While it’s not always feasible to shell out dough every time you want to meet someone new (the definition of paying for friends, I suppose), hiring someone is an opportunity to forge stronger relationships than those that end when the contract expires. After all, you’re likely hiring someone because their message resonates with you. Bring a little bit of your SELF to the conversation and see if anything blossoms from there.
Ask for intros
Know someone who knows someone you kinda want to meet? Ask for the intro! It takes a lot of guts to ask someone to do you a favor but here’s a little secret: people like helping other people. It makes them feel important and they can check off their “do a good thing today” list.
I do this one pretty often (I’d say at least once a month) and it always pays off. I find new friends, new partners for projects, new referrals, and even a renewed fondness of myself. When someone I know and trust introduces me to someone else, they always accompany it with some kind of love and that little bit often helps push me forward in a whole new way.
Attend (small) conferences
After doing my fair share of online friend making, I was ready to take things up a notch and meet these friends in person. So I found a conference that was relatively small where I knew a handful of other people who were going (and by “knew” I mean knew online…. I only real-life knew two other women who were attending) and I signed myself up. I even roomed with someone who I had only ever had a Skype date with!
And you know what happened? It was actually fun! I had such a great time getting to know my online friends better in real life over in-person glasses of wine and hotel lobby chats. It was an incredible way to bond with other women I had been dying to connect with and our friendships and business partnerships have grown ever since then. Not to mention the fact that it led to my highly influential mastermind group last year.
Join a mastermind
Like I said, attending that conference led me to team up with a group of powerful women and form a mastermind last year.
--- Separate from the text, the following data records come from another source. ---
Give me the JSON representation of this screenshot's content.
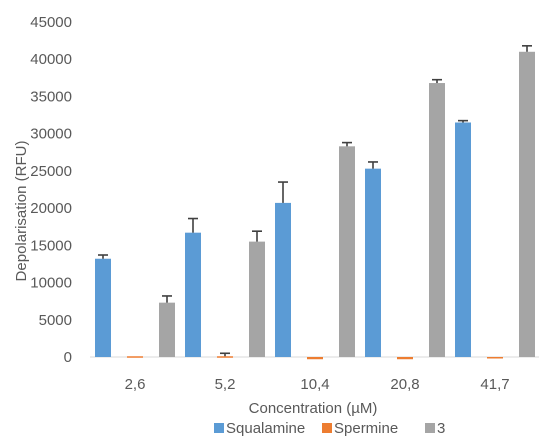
{
  "chart_data": {
    "type": "bar",
    "xlabel": "Concentration (µM)",
    "ylabel": "Depolarisation (RFU)",
    "categories": [
      "2,6",
      "5,2",
      "10,4",
      "20,8",
      "41,7"
    ],
    "ylim": [
      0,
      45000
    ],
    "yticks": [
      0,
      5000,
      10000,
      15000,
      20000,
      25000,
      30000,
      35000,
      40000,
      45000
    ],
    "grid": false,
    "legend_position": "bottom",
    "series": [
      {
        "name": "Squalamine",
        "color": "#5B9BD5",
        "values": [
          13200,
          16700,
          20700,
          25300,
          31500
        ],
        "errors": [
          500,
          1900,
          2800,
          900,
          250
        ]
      },
      {
        "name": "Spermine",
        "color": "#ED7D31",
        "values": [
          100,
          100,
          -300,
          -300,
          -200
        ],
        "errors": [
          0,
          400,
          0,
          0,
          0
        ]
      },
      {
        "name": "3",
        "color": "#A5A5A5",
        "values": [
          7300,
          15500,
          28300,
          36800,
          41000
        ],
        "errors": [
          900,
          1400,
          500,
          450,
          800
        ]
      }
    ]
  }
}
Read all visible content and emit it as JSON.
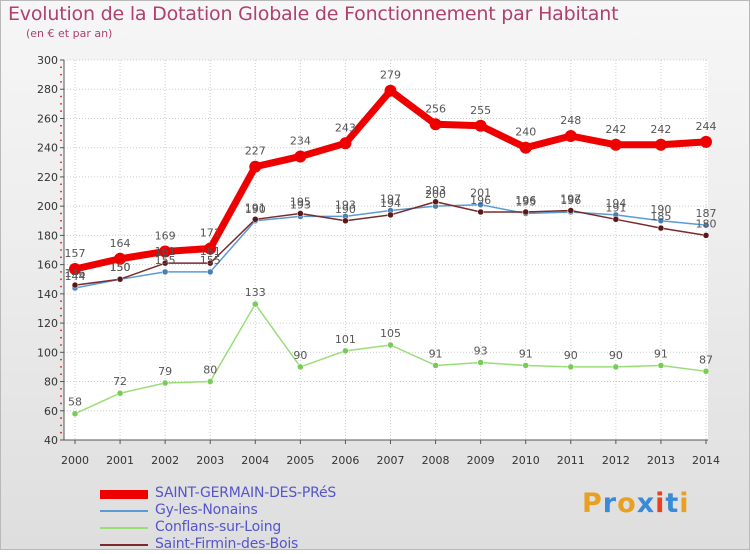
{
  "header": {
    "title": "Evolution de la Dotation Globale de Fonctionnement par Habitant",
    "subtitle": "(en € et par an)"
  },
  "brand": {
    "letters": [
      "P",
      "r",
      "o",
      "x",
      "i",
      "t",
      "i"
    ],
    "colors": [
      "#e8a020",
      "#3a8ad8",
      "#e8a020",
      "#3a8ad8",
      "#e84020",
      "#3a8ad8",
      "#e8a020"
    ]
  },
  "colors": {
    "grid": "#cccccc",
    "axis": "#555555",
    "tick_text": "#333333",
    "value_label": "#555555",
    "marker_minor": "#d22020"
  },
  "chart_data": {
    "type": "line",
    "title": "Evolution de la Dotation Globale de Fonctionnement par Habitant",
    "subtitle": "(en € et par an)",
    "xlabel": "",
    "ylabel": "",
    "x": [
      "2000",
      "2001",
      "2002",
      "2003",
      "2004",
      "2005",
      "2006",
      "2007",
      "2008",
      "2009",
      "2010",
      "2011",
      "2012",
      "2013",
      "2014"
    ],
    "ylim": [
      40,
      300
    ],
    "yticks": [
      "40",
      "60",
      "80",
      "100",
      "120",
      "140",
      "160",
      "180",
      "200",
      "220",
      "240",
      "260",
      "280",
      "300"
    ],
    "grid": true,
    "legend_position": "bottom-left",
    "series": [
      {
        "name": "Gy-les-Nonains",
        "color": "#5b9bd5",
        "marker": "#4a7fb5",
        "values": [
          144,
          150,
          155,
          155,
          190,
          193,
          193,
          197,
          200,
          201,
          195,
          196,
          194,
          190,
          187
        ],
        "labels": [
          "144",
          "150",
          "155",
          "155",
          "190",
          "193",
          "193",
          "197",
          "200",
          "201",
          "195",
          "196",
          "194",
          "190",
          "187"
        ]
      },
      {
        "name": "Conflans-sur-Loing",
        "color": "#99dd77",
        "marker": "#77cc55",
        "values": [
          58,
          72,
          79,
          80,
          133,
          90,
          101,
          105,
          91,
          93,
          91,
          90,
          90,
          91,
          87
        ],
        "labels": [
          "58",
          "72",
          "79",
          "80",
          "133",
          "90",
          "101",
          "105",
          "91",
          "93",
          "91",
          "90",
          "90",
          "91",
          "87"
        ]
      },
      {
        "name": "Saint-Firmin-des-Bois",
        "color": "#7a2a2a",
        "marker": "#5a1818",
        "values": [
          146,
          150,
          161,
          161,
          191,
          195,
          190,
          194,
          203,
          196,
          196,
          197,
          191,
          185,
          180
        ],
        "labels": [
          "146",
          "150",
          "161",
          "161",
          "191",
          "195",
          "190",
          "194",
          "203",
          "196",
          "196",
          "197",
          "191",
          "185",
          "180"
        ]
      },
      {
        "name": "SAINT-GERMAIN-DES-PRéS",
        "color": "#ee0000",
        "marker": "#ee0000",
        "values": [
          157,
          164,
          169,
          171,
          227,
          234,
          243,
          279,
          256,
          255,
          240,
          248,
          242,
          242,
          244
        ],
        "labels": [
          "157",
          "164",
          "169",
          "171",
          "227",
          "234",
          "243",
          "279",
          "256",
          "255",
          "240",
          "248",
          "242",
          "242",
          "244"
        ]
      }
    ],
    "legend_order": [
      "SAINT-GERMAIN-DES-PRéS",
      "Gy-les-Nonains",
      "Conflans-sur-Loing",
      "Saint-Firmin-des-Bois"
    ]
  }
}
Not only did it have a massive impact on my business growth – nothing like a little group accountability to get you into action! – but it also forged some lifelong friendships (see: Claire Pelletreau).
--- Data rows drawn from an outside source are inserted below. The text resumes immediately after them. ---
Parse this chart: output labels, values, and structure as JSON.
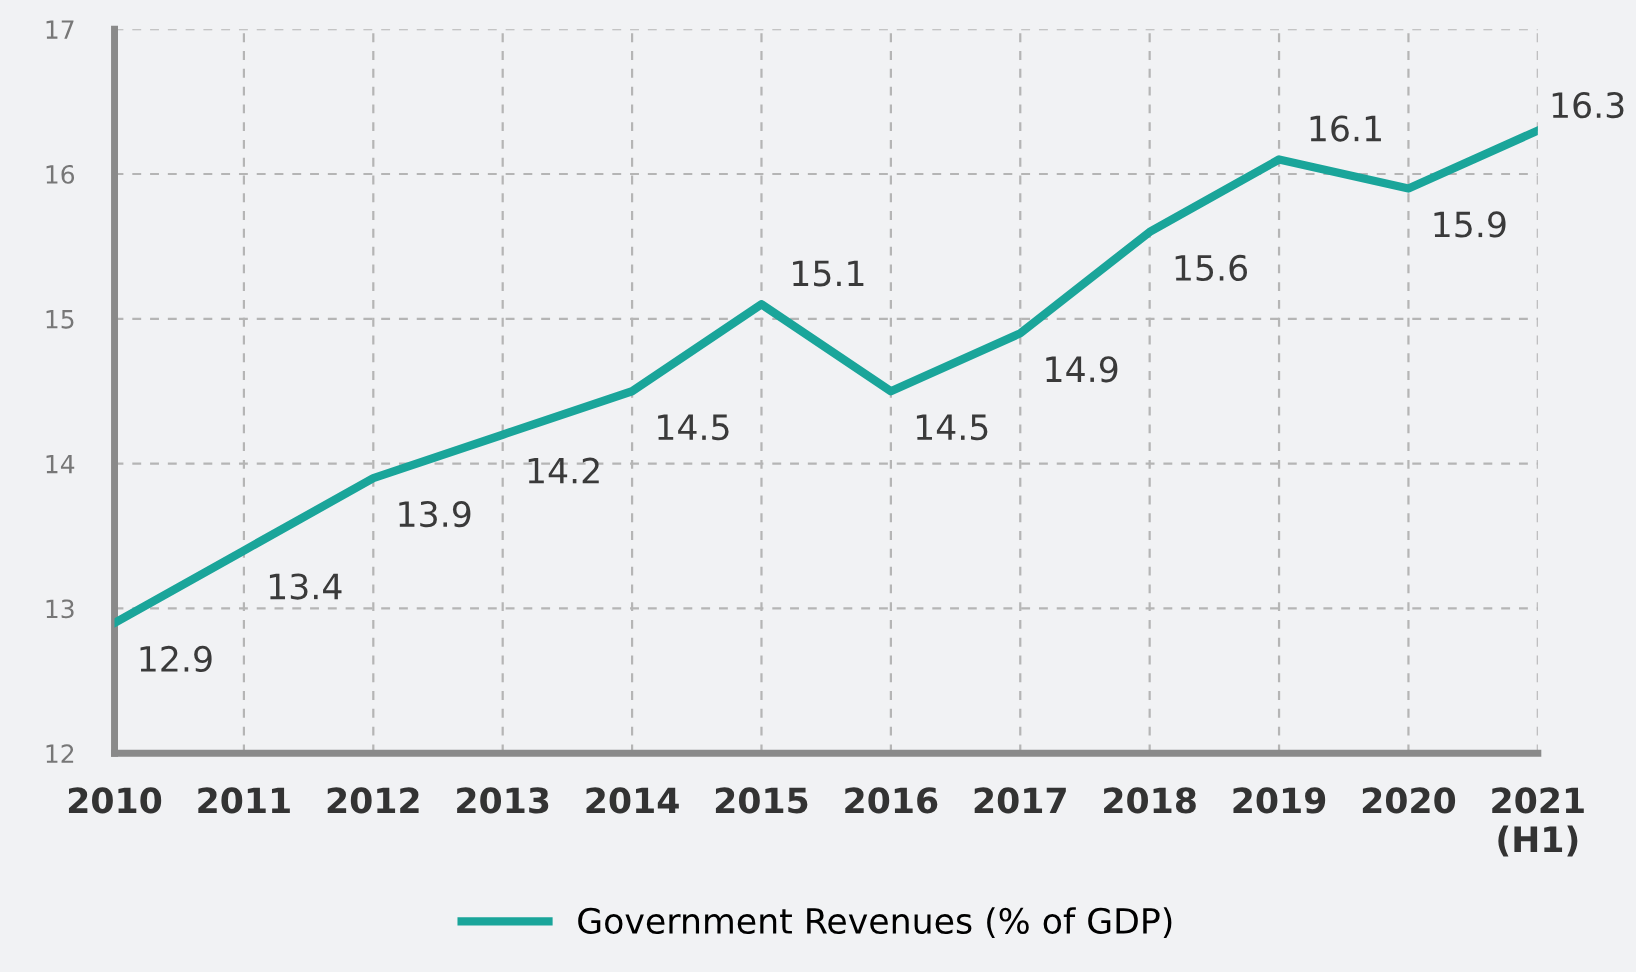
{
  "chart_data": {
    "type": "line",
    "categories": [
      "2010",
      "2011",
      "2012",
      "2013",
      "2014",
      "2015",
      "2016",
      "2017",
      "2018",
      "2019",
      "2020",
      "2021\n(H1)"
    ],
    "series": [
      {
        "name": "Government Revenues (% of GDP)",
        "color": "#1aa59a",
        "values": [
          12.9,
          13.4,
          13.9,
          14.2,
          14.5,
          15.1,
          14.5,
          14.9,
          15.6,
          16.1,
          15.9,
          16.3
        ]
      }
    ],
    "ylim": [
      12,
      17
    ],
    "yticks": [
      12,
      13,
      14,
      15,
      16,
      17
    ],
    "grid": true,
    "legend": "bottom",
    "data_labels": true,
    "marker": "none",
    "line_style": "solid"
  }
}
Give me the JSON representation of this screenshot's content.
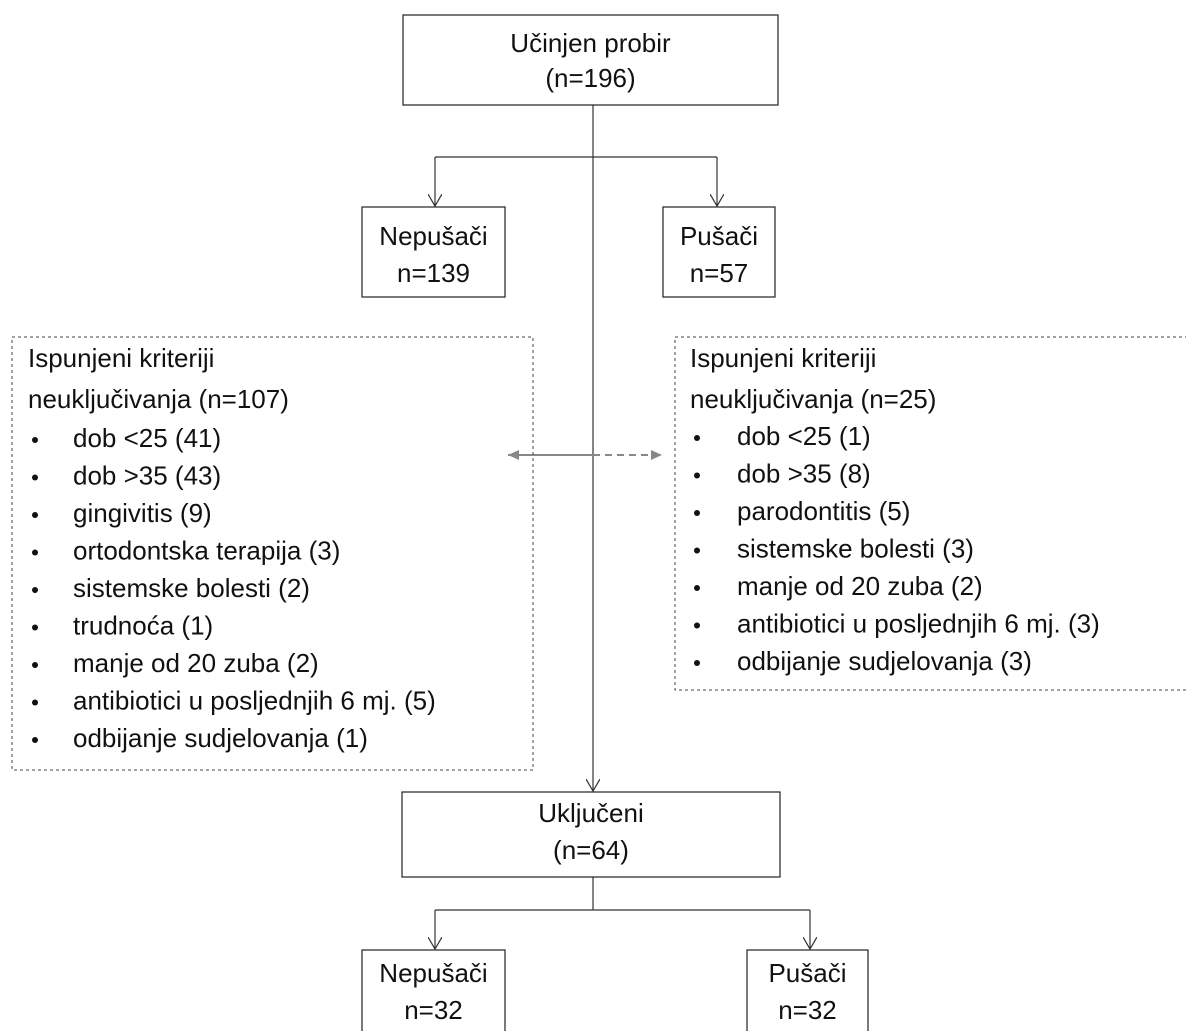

Okay so this feels like a little more extroverted, I know, but stay with me here. Meetups don’t have to be massive “mixers” where you don’t know anyone and the drinks are all watered down. Meetups can be small and intimate and leave room for real friendship making. Bonus points to meetups: those new friends also live in your same area so they can become real reasons to leave the house! Getting dressed f’real is a good thing for your esteem and your livelihood, I promise.
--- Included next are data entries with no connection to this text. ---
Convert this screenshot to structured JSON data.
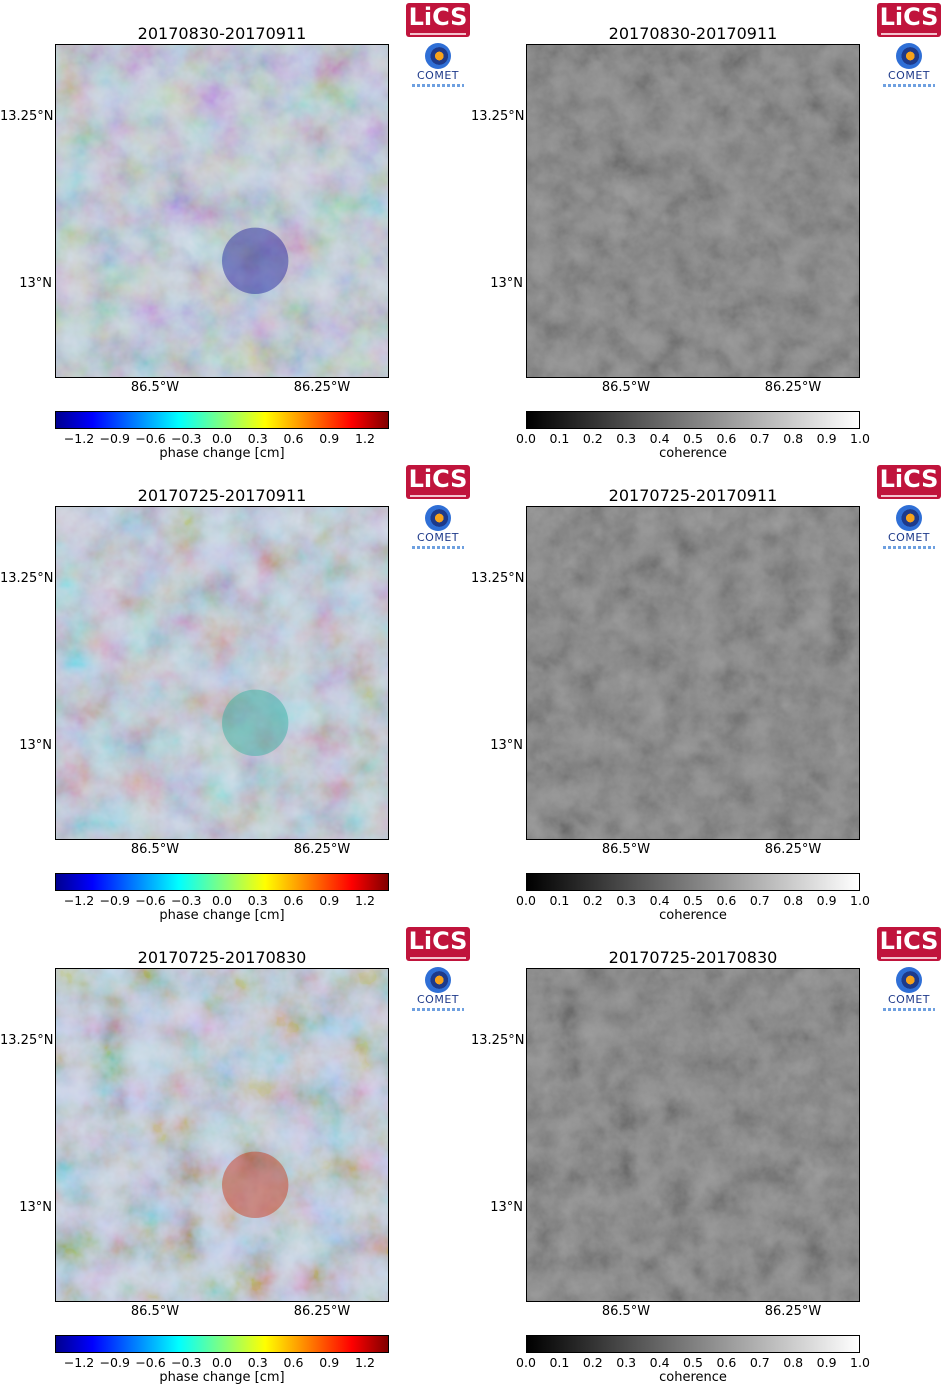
{
  "colors": {
    "lics_red": "#c0143c",
    "comet_blue": "#1e3a8a",
    "comet_orange": "#f7a21b"
  },
  "logos": {
    "lics": "LiCS",
    "comet": "COMET",
    "comet_icon": "comet-logo-icon"
  },
  "axes": {
    "lat_labels": [
      "13.25°N",
      "13°N"
    ],
    "lon_labels": [
      "86.5°W",
      "86.25°W"
    ]
  },
  "phase_colorbar": {
    "label": "phase change [cm]",
    "ticks": [
      "−1.2",
      "−0.9",
      "−0.6",
      "−0.3",
      "0.0",
      "0.3",
      "0.6",
      "0.9",
      "1.2"
    ],
    "colors": [
      "#00008f",
      "#0000ff",
      "#0080ff",
      "#00ffff",
      "#80ff80",
      "#ffff00",
      "#ff8000",
      "#ff0000",
      "#800000"
    ]
  },
  "coherence_colorbar": {
    "label": "coherence",
    "ticks": [
      "0.0",
      "0.1",
      "0.2",
      "0.3",
      "0.4",
      "0.5",
      "0.6",
      "0.7",
      "0.8",
      "0.9",
      "1.0"
    ],
    "colors": [
      "#000000",
      "#ffffff"
    ]
  },
  "rows": [
    {
      "title": "20170830-20170911"
    },
    {
      "title": "20170725-20170911"
    },
    {
      "title": "20170725-20170830"
    }
  ]
}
This is the rogue technique I use for everything from testimonials to forging friendships and it’s super easy. Just think of two people you know who ought to know each other and introduce them. Send an email with something shining about each one of them and why you think they should become instant BFFs. They’ll thank you for the rave review and the connection and they’re likely to want to connect you to someone in return.
I introduce people to each other at least once a week. It’s grown my network, my connection to others, and, yep, my bottom line. When I connect others they connect people to me and that is a beautiful thing.
Now, you can certainly stay all cozy inside with your book and your whole not-talking-to-anyone thing, but there’s officially no excuse for saying “It’s so hard to make friends as an adult. Plus, ya know, I’m an introvert.”